The usual response to whenever I complain about living on a small, desolate island thousands of miles from home is to retort "Yes, but at least you're living on a tropical island paradise." To which my mental response has always been, "Oh REALLY. Is THAT what you think ?". Well, finally I've captured photographic proof that this simply isn't true ! Not unless your idea of "tropical island paradise" includes a sky which, every afternoon, appears to be about to vent the very wrath of heaven upon the world, probably accompanied by something suitably eighties.

ZOOL !

In only slightly less dramatic news, my office has now acquired this rather fine reptilian resident. I suspect he's after the ants, from which there seems to be no escape. I'm currently waging a war against them at home anyway (the current score is several thousand to me, a few nasty bites to them). They've taken it upon themselves to form trails entirely at random in ranks hundreds strong. I tried blocking their trails with masking tape, I tried brutally slaughtering them with ant killer, hell I even tried flaming them with a gas lighter - nothing works.



Which makes it all the more worrying that now, not content to vainly try and steal my food, they also appear to be trying to steal my research, the bastards.
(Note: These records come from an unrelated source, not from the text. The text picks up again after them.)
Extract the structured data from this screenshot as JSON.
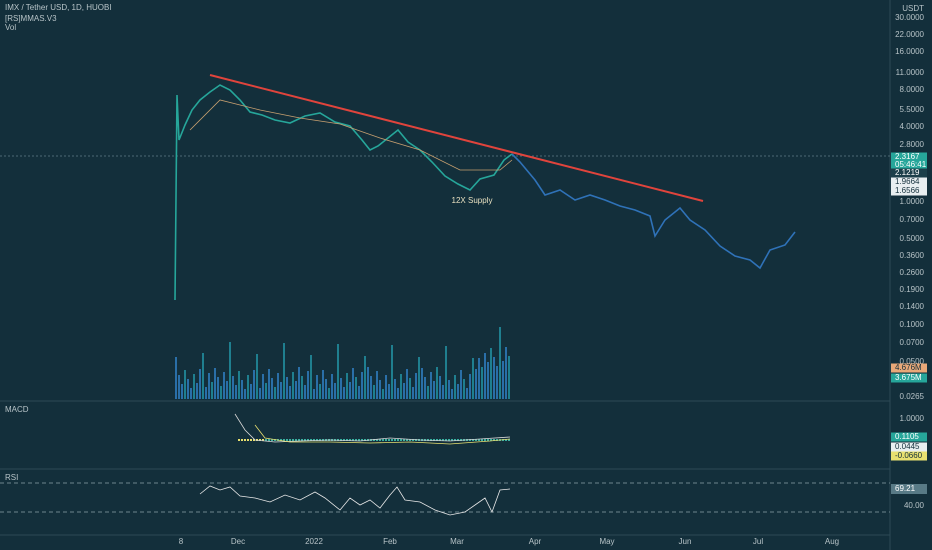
{
  "header": {
    "symbol": "IMX / Tether USD, 1D, HUOBI",
    "indicator": "[RS]MMAS.V3",
    "volume": "Vol"
  },
  "price_axis": {
    "unit": "USDT",
    "labels": [
      "30.0000",
      "22.0000",
      "16.0000",
      "11.0000",
      "8.0000",
      "5.5000",
      "4.0000",
      "2.8000",
      "1.0000",
      "0.7000",
      "0.5000",
      "0.3600",
      "0.2600",
      "0.1900",
      "0.1400",
      "0.1000",
      "0.0700",
      "0.0500",
      "0.0265"
    ]
  },
  "price_tags": [
    "2.3167",
    "05:46:41",
    "2.1219",
    "1.9664",
    "1.6566",
    "4.676M",
    "3.675M"
  ],
  "macd": {
    "title": "MACD",
    "labels": [
      "1.0000"
    ],
    "tags": [
      "0.1105",
      "0.0445",
      "-0.0660"
    ]
  },
  "rsi": {
    "title": "RSI",
    "labels": [
      "40.00"
    ],
    "tags": [
      "69.21"
    ]
  },
  "time_axis": [
    "8",
    "Dec",
    "2022",
    "Feb",
    "Mar",
    "Apr",
    "May",
    "Jun",
    "Jul",
    "Aug"
  ],
  "annotation": "12X Supply"
}
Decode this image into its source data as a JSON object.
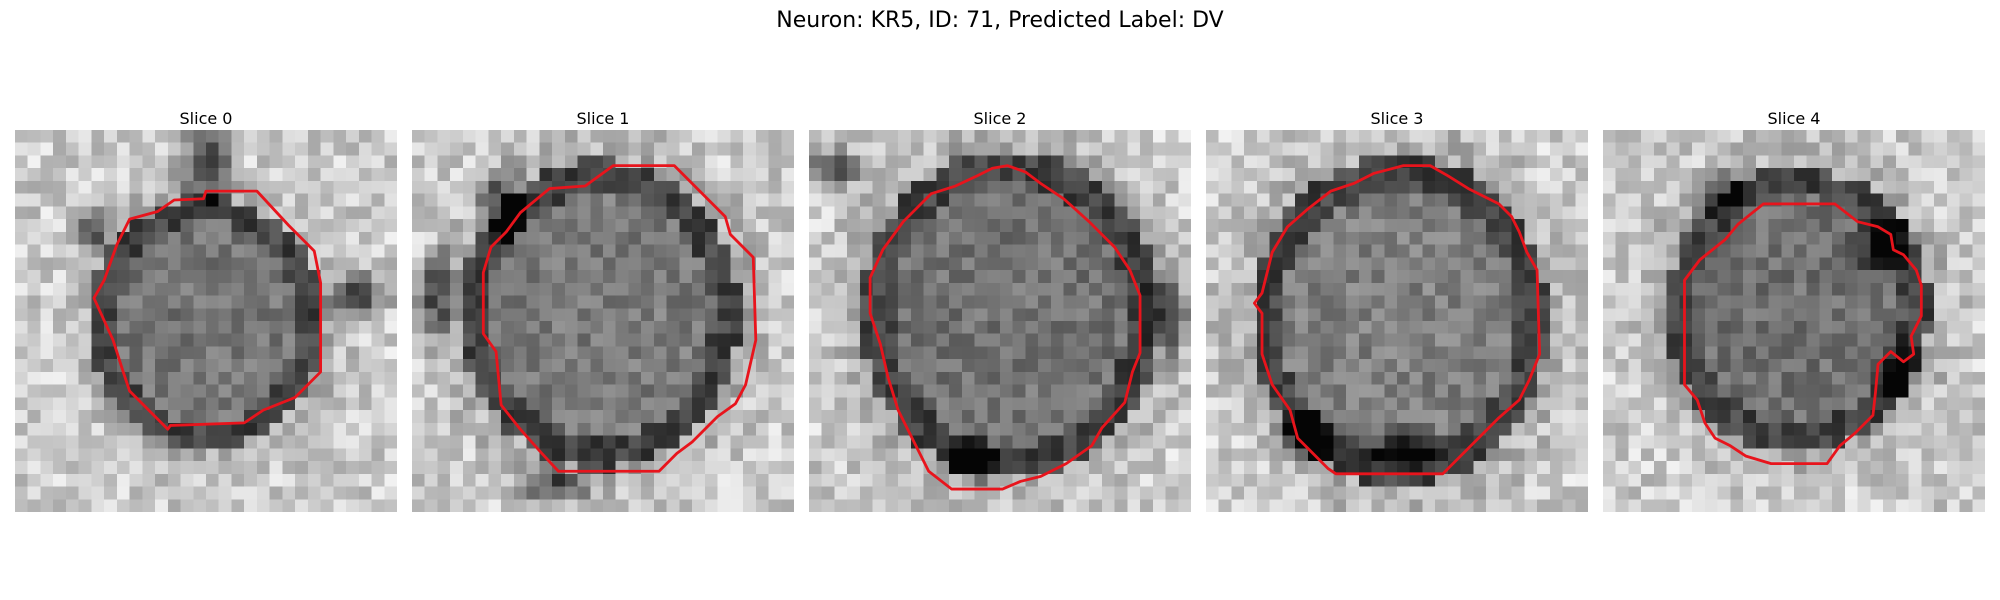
{
  "figure": {
    "title": "Neuron: KR5, ID: 71, Predicted Label: DV"
  },
  "colors": {
    "contour": "#e8141c",
    "background": "#ffffff"
  },
  "panels": [
    {
      "label": "Slice 0"
    },
    {
      "label": "Slice 1"
    },
    {
      "label": "Slice 2"
    },
    {
      "label": "Slice 3"
    },
    {
      "label": "Slice 4"
    }
  ]
}
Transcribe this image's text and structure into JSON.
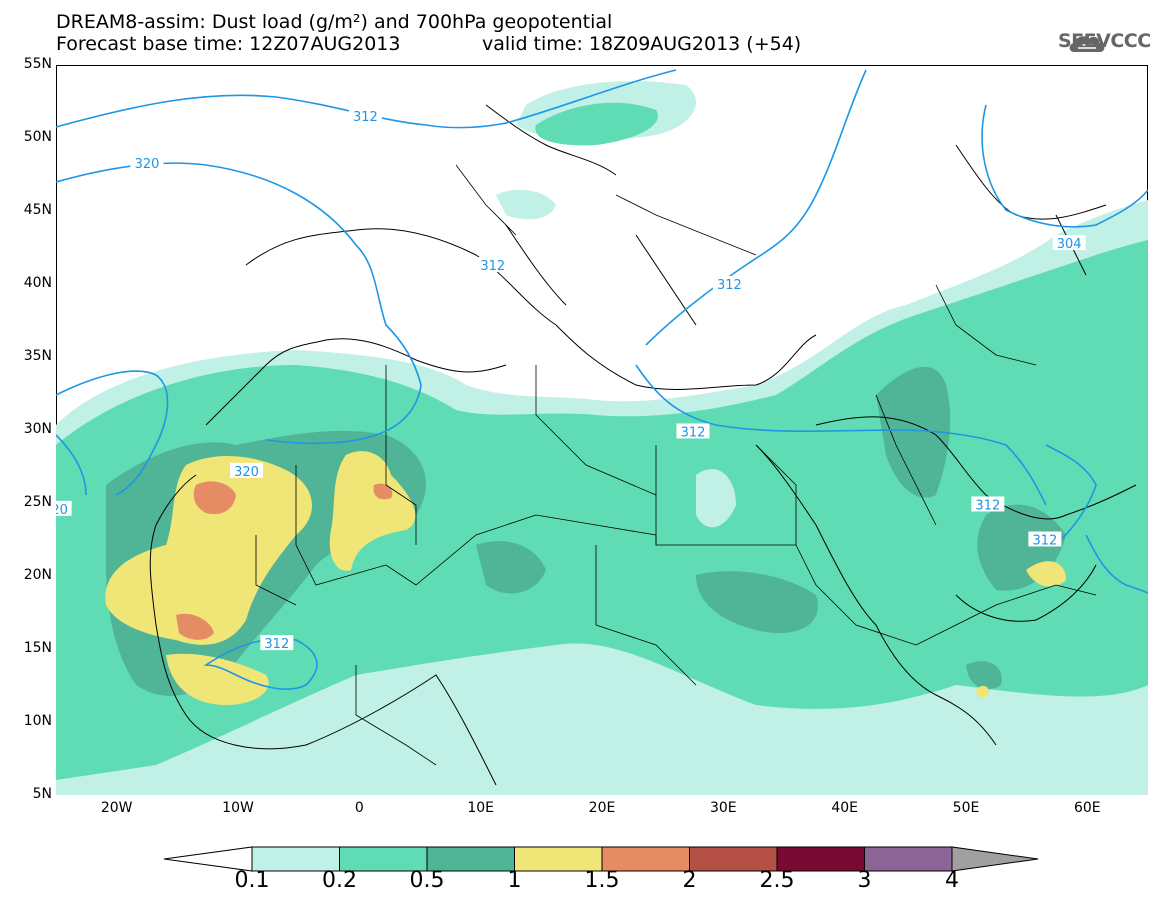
{
  "header": {
    "title": "DREAM8-assim: Dust load (g/m²) and 700hPa geopotential",
    "base_time": "Forecast base time: 12Z07AUG2013",
    "valid_time": "valid time: 18Z09AUG2013 (+54)",
    "logo_text": "SEEVCCC"
  },
  "axes": {
    "lat_labels": [
      "55N",
      "50N",
      "45N",
      "40N",
      "35N",
      "30N",
      "25N",
      "20N",
      "15N",
      "10N",
      "5N"
    ],
    "lon_labels": [
      "20W",
      "10W",
      "0",
      "10E",
      "20E",
      "30E",
      "40E",
      "50E",
      "60E"
    ],
    "lat_range": [
      5,
      55
    ],
    "lon_range": [
      -25,
      65
    ]
  },
  "contour_labels": [
    {
      "text": "312",
      "lon": 0.5,
      "lat": 51.5
    },
    {
      "text": "320",
      "lon": -17.5,
      "lat": 48.3
    },
    {
      "text": "312",
      "lon": 11,
      "lat": 41.3
    },
    {
      "text": "312",
      "lon": 30.5,
      "lat": 40.0
    },
    {
      "text": "304",
      "lon": 58.5,
      "lat": 42.8
    },
    {
      "text": "312",
      "lon": 27.5,
      "lat": 29.9
    },
    {
      "text": "320",
      "lon": -9.3,
      "lat": 27.2
    },
    {
      "text": "20",
      "lon": -24.7,
      "lat": 24.6
    },
    {
      "text": "312",
      "lon": 51.8,
      "lat": 24.9
    },
    {
      "text": "312",
      "lon": 56.5,
      "lat": 22.5
    },
    {
      "text": "312",
      "lon": -6.8,
      "lat": 15.4
    }
  ],
  "colorbar": {
    "labels": [
      "0.1",
      "0.2",
      "0.5",
      "1",
      "1.5",
      "2",
      "2.5",
      "3",
      "4"
    ],
    "colors": [
      "#c0f0e6",
      "#5fdcb4",
      "#50b496",
      "#f0e678",
      "#e68c64",
      "#b45046",
      "#780a32",
      "#8c6496",
      "#a0a0a0"
    ]
  },
  "palette": {
    "contour_line": "#1e96e6",
    "coast_line": "#000000"
  }
}
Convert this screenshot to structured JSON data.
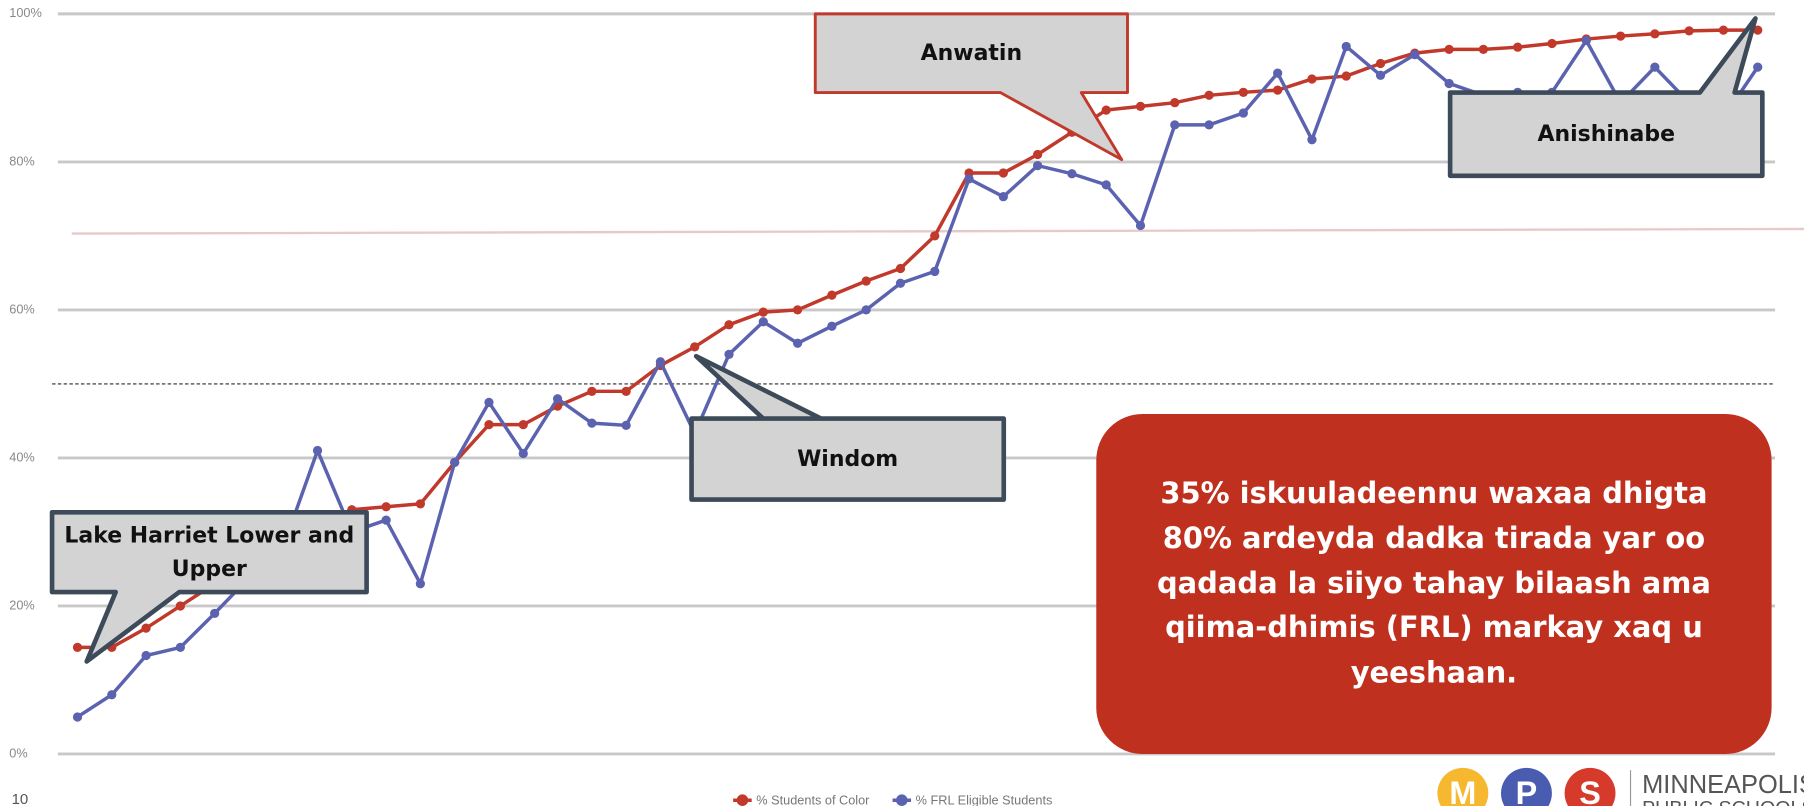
{
  "chart_data": {
    "type": "line",
    "categories": [
      null,
      null,
      null,
      null,
      null,
      null,
      null,
      null,
      null,
      null,
      null,
      null,
      null,
      null,
      null,
      null,
      null,
      null,
      null,
      null,
      null,
      null,
      null,
      null,
      null,
      null,
      null,
      null,
      null,
      null,
      null,
      null,
      null,
      null,
      null,
      null,
      null,
      null,
      null,
      null,
      null,
      null,
      null,
      null,
      null,
      null,
      null,
      null,
      null,
      null
    ],
    "series": [
      {
        "name": "% Students of Color",
        "color": "#c0392b",
        "values": [
          14.4,
          14.4,
          17,
          20,
          23,
          26,
          29,
          31,
          33,
          33.4,
          33.8,
          39.4,
          44.5,
          44.5,
          47,
          49,
          49,
          52.5,
          55,
          58,
          59.7,
          60,
          62,
          63.9,
          65.6,
          70,
          78.5,
          78.5,
          81,
          84,
          87,
          87.5,
          88,
          89,
          89.4,
          89.7,
          91.2,
          91.6,
          93.3,
          94.7,
          95.2,
          95.2,
          95.5,
          96,
          96.6,
          97,
          97.3,
          97.7,
          97.8,
          97.8
        ]
      },
      {
        "name": "% FRL Eligible Students",
        "color": "#5b63b0",
        "values": [
          5,
          8,
          13.3,
          14.4,
          19,
          23.8,
          28,
          41,
          30,
          31.6,
          23,
          39.4,
          47.5,
          40.6,
          48,
          44.7,
          44.4,
          53,
          43.3,
          54,
          58.4,
          55.5,
          57.8,
          60,
          63.6,
          65.2,
          77.7,
          75.3,
          79.5,
          78.4,
          76.9,
          71.4,
          85,
          85,
          86.6,
          92,
          83,
          95.6,
          91.7,
          94.5,
          90.6,
          89,
          89.4,
          89.4,
          96.4,
          88,
          92.8,
          88,
          86,
          92.8
        ]
      }
    ],
    "ylim": [
      0,
      100
    ],
    "yticks": [
      {
        "value": 0,
        "label": "0%"
      },
      {
        "value": 20,
        "label": "20%"
      },
      {
        "value": 40,
        "label": "40%"
      },
      {
        "value": 60,
        "label": "60%"
      },
      {
        "value": 80,
        "label": "80%"
      },
      {
        "value": 100,
        "label": "100%"
      }
    ],
    "grid": true,
    "reference_line": 50,
    "legend": "bottom",
    "annotations": [
      "Lake Harriet Lower and Upper",
      "Windom",
      "Anwatin",
      "Anishinabe",
      "35% iskuuladeennu waxaa dhigta 80% ardeyda dadka tirada yar oo qadada la siiyo tahay bilaash ama qiima-dhimis (FRL) markay xaq u yeeshaan."
    ]
  },
  "page_number": "10",
  "logo": {
    "letters": [
      "M",
      "P",
      "S"
    ],
    "line1": "MINNEAPOLIS",
    "line2": "PUBLIC SCHOOLS"
  }
}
It's not as if I even eat in my office or anything.  I can't block their trails with masking tape, because they don't have any. They just turned up one morning on my desk, randomly milling about. I certainly can't spray them all with ant killer, because that would soak all my papers. And I definitely can't burn them, because that would also burn down the office and would be silly.

Get away from my food you BITCH !

In yet more dramatic news, my earlier proclamations against Goldenye may have been a tad... premature. I mentioned that even if we wanted to, we couldn't afford the electric bills to flood the dish. In a bizarre twist, this has become supremely ironic. Owing to the apocalyptic storm shown above, the area underneath the dish is now a lake that's probably about 2 metres deep. Ordinarily we'd just turn on a pump and wave bye-bye to mosquito heaven, but the transfer from Cornell has thrown up an unexpected bureaucratic wrangle. Apparently, someone needs to stay by the pump overnight when this happens... but we can't pay them overtime anymore. Whoops.




Last but not least, this week saw the visit of His Excellency Sir Nigel Elton Sheinwald of Harrow, British Ambassador to the United States of America. No, seriously, that's his full title (although he probably leaves out the "of Harrow" bit). Apparently he was accompanied by his wife and a protocol officer. Unfortunately I didn't get to ask if she's fluent in over 6 million forms of communications because they turned up while I was at lunch, and went galavanting up to the platform without me. Nor did anyone take up my suggestion that we find a small boat and sail them around underneath the dish. I can't imagine why. Because the line "I once went sailing with the British Ambassador underneath the world's largest radio telescope" is one hell of a conversation starter.